Il Gip del Tribunale di Rieti, Giorgia Bova, ha convalidato i fermi dei tre ultrà della Sebastiani basket Rieti accusati dell’agguato al pullman dei tifosi del Pistoia Basket, costato la vita a Raffaele Marianella, uno degli autisti.
Nel corso delle indagini, uno dei tre, intercettato negli uffici della Questura, avrebbe ammesso di aver lanciato il sasso che ha ucciso Marianella, dichiarando: “Era quello più appuntito”.
Un dettaglio che, secondo gli inquirenti, lo inchioderebbe alle proprie responsabilità.

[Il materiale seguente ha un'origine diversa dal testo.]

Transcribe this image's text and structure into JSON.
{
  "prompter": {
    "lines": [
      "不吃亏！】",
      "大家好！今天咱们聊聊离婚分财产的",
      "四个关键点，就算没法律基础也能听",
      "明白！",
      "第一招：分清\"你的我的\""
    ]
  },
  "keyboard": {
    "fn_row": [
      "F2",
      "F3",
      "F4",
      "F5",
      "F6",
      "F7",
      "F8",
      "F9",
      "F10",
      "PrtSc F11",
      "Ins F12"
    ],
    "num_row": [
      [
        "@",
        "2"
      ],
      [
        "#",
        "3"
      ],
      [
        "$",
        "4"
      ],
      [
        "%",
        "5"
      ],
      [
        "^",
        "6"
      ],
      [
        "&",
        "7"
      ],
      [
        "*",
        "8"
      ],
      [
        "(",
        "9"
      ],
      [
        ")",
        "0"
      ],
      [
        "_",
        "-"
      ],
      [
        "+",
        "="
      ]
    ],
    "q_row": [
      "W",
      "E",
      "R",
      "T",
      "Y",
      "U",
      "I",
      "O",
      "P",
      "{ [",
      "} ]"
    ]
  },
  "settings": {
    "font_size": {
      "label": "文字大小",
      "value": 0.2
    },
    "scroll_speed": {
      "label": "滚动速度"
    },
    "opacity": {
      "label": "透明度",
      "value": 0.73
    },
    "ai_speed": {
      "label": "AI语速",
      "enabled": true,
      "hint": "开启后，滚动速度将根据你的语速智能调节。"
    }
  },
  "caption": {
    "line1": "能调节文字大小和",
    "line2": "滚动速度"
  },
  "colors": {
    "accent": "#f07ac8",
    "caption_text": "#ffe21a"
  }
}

A verbale, tuttavia, aveva negato di aver lanciato pietre, indicando in altri due gli autori dei lanci. “Uno teneva in mano un sasso che avvolgeva quasi totalmente. Poi, quando è sopraggiunto il pullman dei tifosi pistoiesi, ha lanciato il sasso, ma non so riferire il punto di impatto sul mezzo”, avrebbe riferito agli investigatori, aggiungendo che il colpo avrebbe centrato la parte frontale del bus, all’altezza del parabrezza.
Il giovane ha inoltre raccontato che “i sassi sono stati lanciati quasi contemporaneamente. Ho udito una sola botta sul vetro e, dopo pochissimi istanti, un secondo urto di entità minore”.
Secondo la sua ricostruzione, “i lanci sarebbero stati compiuti solo da due persone, poiché gli altri si trovavano in posizioni sfavorevoli e avrebbero potuto colpire chi era davanti”.